Jean-Louis Etienne et la petite musique du Grand Nord
Il est trois heures du matin. Réveillé sans espoir de rejoindre Morphée avant longtemps, la Nuit me conduit dans le rêve blanc de Jean-Louis Etienne. Largué au milieu de nulle part : il se laisse porter sur une plaque de 2 mètres d’épaisseur à la dérive dans l’Océan arctique. Les motivations scientifiques de l’aventure ? Certes, il y a la dérive. Apprécier les errements de la glace, au jour le jour, recueillir un peu de krill, là-bas sous la banquise avec une épuisette. Des trucs comme ça. On y croit, juste ce qu’il faut.
En attendant, l’homme est là, pour trois mois, dans et autour de ce petit cocon métallique de quelques mètres carrés, déposés par un hélico russe, avec de rares bagages. Et un chien. Deux ou trois instruments fixés à plusieurs mètres d’intervalle autour de l’habitacle donnent un peu de perspective au grand drap blanc froid qui habituellement existe parfaitement sans point de repère aucun, si ce n’est quelques concrétions bleutées par la lumière.
Jean-Louis Etienne raconte. Il parle à la caméra comme si quelqu’un était réellement présent dans l’habitacle. La solitude poussée à l’extrême réclame parfois un break, un peu de chaleur humaine ; sa propre voix peut alors faire l’affaire.
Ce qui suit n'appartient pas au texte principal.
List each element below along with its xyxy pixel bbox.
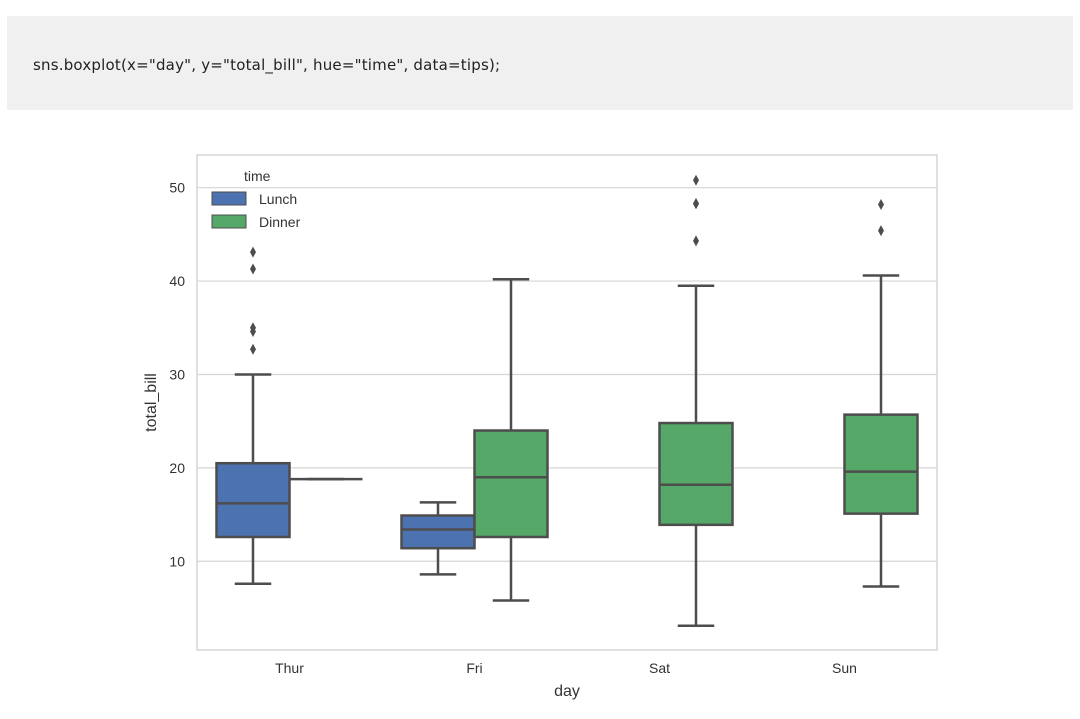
plot-area (196, 154, 938, 651)
outlier-point (250, 246, 256, 258)
outlier-point (693, 235, 699, 247)
y-tick-label: 30 (169, 366, 185, 382)
outlier-point (250, 343, 256, 355)
outlier-point (250, 322, 256, 334)
legend-swatch-dinner (211, 214, 247, 229)
legend-title: time (244, 168, 271, 184)
x-tick-label: Sat (649, 660, 670, 676)
outlier-point (693, 174, 699, 186)
outlier-point (250, 263, 256, 275)
y-tick-label: 20 (169, 460, 185, 476)
y-axis-label: total_bill (143, 373, 160, 432)
x-axis-label: day (554, 683, 580, 700)
x-tick-label: Thur (275, 660, 304, 676)
outlier-point (878, 199, 884, 210)
legend-swatch-lunch (211, 191, 247, 206)
box-dinner-sun (843, 413, 919, 515)
outlier-point (693, 198, 699, 210)
box-dinner-sat (658, 421, 734, 527)
legend-label-lunch: Lunch (259, 191, 297, 207)
box-dinner-fri (473, 429, 549, 539)
box-lunch-thur (215, 461, 291, 539)
x-tick-label: Fri (466, 660, 482, 676)
outlier-point (878, 225, 884, 237)
y-tick-label: 40 (169, 273, 185, 289)
y-tick-label: 50 (169, 180, 185, 196)
x-tick-label: Sun (832, 660, 857, 676)
code-text: sns.boxplot(x="day", y="total_bill", hue… (33, 56, 501, 74)
y-tick-label: 10 (169, 553, 185, 569)
box-lunch-fri (400, 514, 476, 550)
legend-label-dinner: Dinner (259, 214, 301, 230)
code-cell[interactable]: sns.boxplot(x="day", y="total_bill", hue… (7, 16, 1073, 110)
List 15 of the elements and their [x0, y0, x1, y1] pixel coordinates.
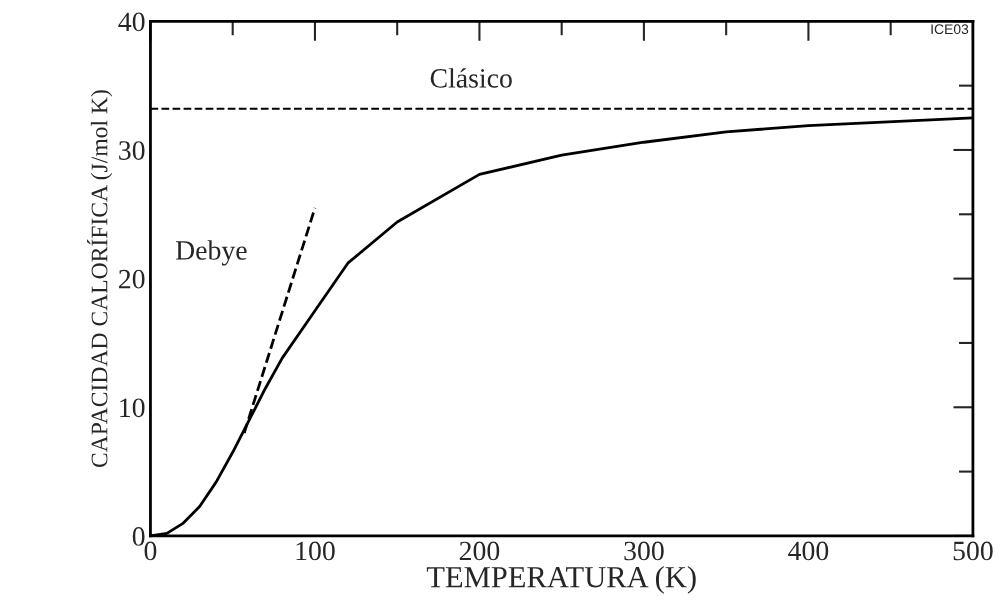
y-axis-title: CAPACIDAD CALORÍFICA (J/mol K): [87, 90, 113, 468]
annotation: ICE03: [931, 24, 969, 35]
y-tick-label: 10: [120, 398, 145, 418]
x-tick-label: 100: [296, 541, 335, 561]
y-tick-label: 0: [132, 527, 145, 546]
y-tick-label: 20: [119, 269, 145, 289]
x-tick-label: 400: [788, 541, 829, 561]
x-axis-title: TEMPERATURA (K): [426, 565, 696, 594]
x-tick-label: 500: [953, 541, 993, 561]
x-tick-label: 300: [624, 541, 664, 561]
y-tick-label: 30: [119, 141, 145, 160]
y-tick-label: 40: [118, 12, 145, 32]
ref-line-label: Clásico: [430, 68, 512, 88]
series-label: Debye: [175, 240, 247, 266]
x-tick-label: 200: [459, 541, 500, 561]
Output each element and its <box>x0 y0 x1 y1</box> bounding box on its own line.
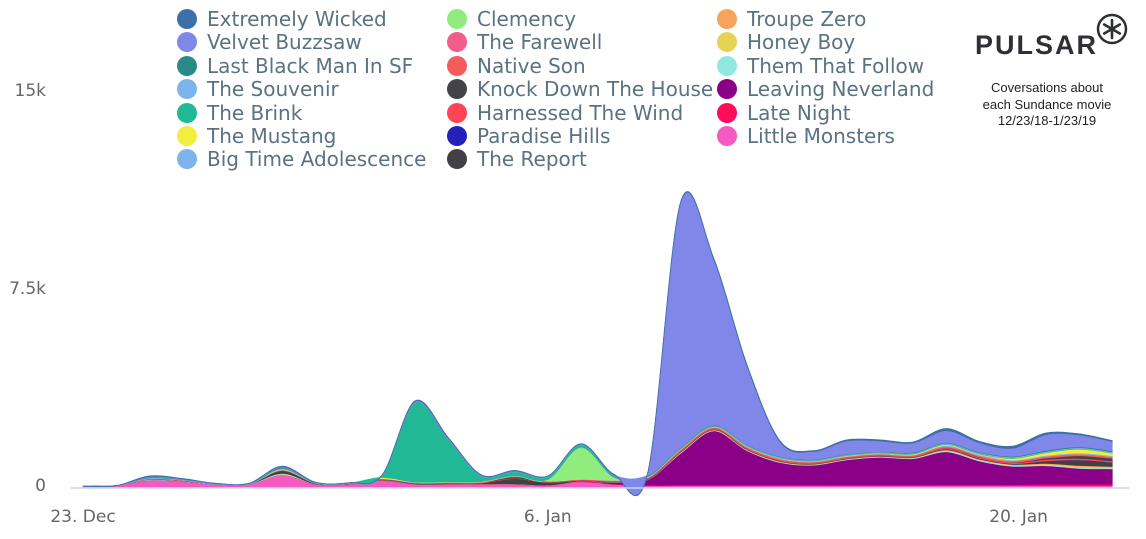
legend-label: Big Time Adolescence <box>207 147 427 172</box>
legend-color-dot-icon <box>177 102 197 123</box>
x-tick-label: 20. Jan <box>989 507 1048 527</box>
legend-item[interactable]: Harnessed The Wind <box>447 100 684 125</box>
legend-label: Little Monsters <box>747 124 895 148</box>
legend-label: Leaving Neverland <box>747 77 935 102</box>
legend-label: Honey Boy <box>747 30 856 55</box>
legend-item[interactable]: Troupe Zero <box>717 7 867 31</box>
legend-label: The Brink <box>207 100 303 125</box>
legend-color-dot-icon <box>447 55 467 76</box>
legend-item[interactable]: The Farewell <box>447 30 603 55</box>
legend-item[interactable]: The Brink <box>177 100 303 125</box>
legend-color-dot-icon <box>177 79 197 100</box>
legend-color-dot-icon <box>717 79 737 100</box>
legend-item[interactable]: Leaving Neverland <box>717 77 935 102</box>
caption-line: each Sundance movie <box>982 96 1112 112</box>
legend-color-dot-icon <box>177 55 197 76</box>
x-tick-label: 23. Dec <box>50 507 116 527</box>
legend-color-dot-icon <box>717 126 737 146</box>
y-tick-label: 15k <box>14 81 46 101</box>
asterisk-logo-icon <box>1096 13 1128 45</box>
x-tick-label: 6. Jan <box>523 507 572 527</box>
legend-label: Clemency <box>477 7 577 31</box>
legend-color-dot-icon <box>447 126 467 146</box>
legend-item[interactable]: Honey Boy <box>717 30 856 55</box>
legend-color-dot-icon <box>447 149 467 170</box>
legend-color-dot-icon <box>717 9 737 29</box>
legend-label: Extremely Wicked <box>207 7 387 31</box>
legend-label: Paradise Hills <box>477 124 611 148</box>
legend-item[interactable]: Big Time Adolescence <box>177 147 427 172</box>
legend-color-dot-icon <box>177 126 197 146</box>
legend-color-dot-icon <box>447 32 467 53</box>
caption-line: Coversations about <box>990 80 1103 95</box>
series-areas <box>82 191 1113 497</box>
legend-item[interactable]: Little Monsters <box>717 124 895 148</box>
legend-label: The Farewell <box>477 30 603 55</box>
legend-color-dot-icon <box>447 79 467 100</box>
legend-item[interactable]: Native Son <box>447 53 586 78</box>
y-tick-label: 7.5k <box>9 278 46 299</box>
legend-label: Troupe Zero <box>747 7 867 31</box>
legend-item[interactable]: Last Black Man In SF <box>177 53 414 78</box>
legend-color-dot-icon <box>177 9 197 29</box>
logo-wordmark: PULSAR <box>975 30 1099 60</box>
legend-item[interactable]: The Souvenir <box>177 77 339 102</box>
y-tick-label: 0 <box>35 476 46 496</box>
legend-label: Knock Down The House <box>477 77 714 102</box>
pulsar-logo: PULSAR <box>975 12 1135 62</box>
legend-color-dot-icon <box>177 149 197 170</box>
legend-item[interactable]: Extremely Wicked <box>177 7 387 31</box>
legend-item[interactable]: The Report <box>447 147 587 172</box>
legend-color-dot-icon <box>447 9 467 29</box>
legend-item[interactable]: The Mustang <box>177 124 337 148</box>
legend-label: Velvet Buzzsaw <box>207 30 362 55</box>
legend-color-dot-icon <box>717 32 737 53</box>
legend-item[interactable]: Knock Down The House <box>447 77 714 102</box>
legend-item[interactable]: Late Night <box>717 100 851 125</box>
legend-item[interactable]: Velvet Buzzsaw <box>177 30 362 55</box>
legend-color-dot-icon <box>717 55 737 76</box>
legend-label: The Souvenir <box>207 77 339 102</box>
legend-item[interactable]: Paradise Hills <box>447 124 611 148</box>
legend-label: Last Black Man In SF <box>207 53 414 78</box>
legend-color-dot-icon <box>177 32 197 53</box>
legend-color-dot-icon <box>447 102 467 123</box>
legend-label: Late Night <box>747 100 851 125</box>
legend-label: Them That Follow <box>747 53 925 78</box>
area-extremely-wicked[interactable] <box>82 191 1113 497</box>
legend-color-dot-icon <box>717 102 737 123</box>
legend-label: Native Son <box>477 53 586 78</box>
chart-caption: Coversations about each Sundance movie 1… <box>967 80 1127 130</box>
legend-label: Harnessed The Wind <box>477 100 684 125</box>
legend-label: The Report <box>477 147 587 172</box>
legend-label: The Mustang <box>207 124 337 148</box>
caption-line: 12/23/18-1/23/19 <box>997 113 1097 128</box>
legend-item[interactable]: Clemency <box>447 7 577 31</box>
legend-item[interactable]: Them That Follow <box>717 53 925 78</box>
Dehors, le chien refuse d’entrer dans sa petite cahutte : il en a semble-t-il… peur. L’’aventurier a sans doute hérité du seul chien de traineau couillon dans tout le secteur du Grand Nord. Un médor qui évite même de le suivre lorsque l’homme s’aventure trop loin du campement.
La tectonique des glaces déclenche parfois de drôles de crissements, une inquiétante petite musique. Sur cet archipel mouvant, aucune frontière n’est sûre, la dérive est permanente, la géographie se redessine sans cesse au gré des courants.
Il y a aussi l’ours blanc. Attendu, redouté. Mais qui ne viendra jamais. Un matin, c’est un oiseau qui apparaît. Jean-Louis Etienne s’écrie comme un enfant : l’oiseau, l’oiseau ! Le chien, lui, ne voit pas le volatile. Décidément…
La Nuit blanche de l’explorateur est en réalité une journée sans fin. Le soleil là-bas ne se couche pas. Jamais. Seuls le vent et la neige offrent parfois la pénombre. Coupé du monde l’explorateur écoute néanmoins la radio, parle même régulièrement avec d’autres humains. Mais dans ses grands yeux bleu creusés, on sent aussi poindre le blues, au fil de sa dérive volontaire.
Alors il sort, il marche jusqu’à la rivière née quelques heures auparavant de l’écartement de deux morceaux de banquise. Et là, il s’accroupit pour écouter la musique : le joli bruit du clapotis de l’eau qui barbotte. Comme un disque d’Edgar Froese, en live. Le bonheur, simplement.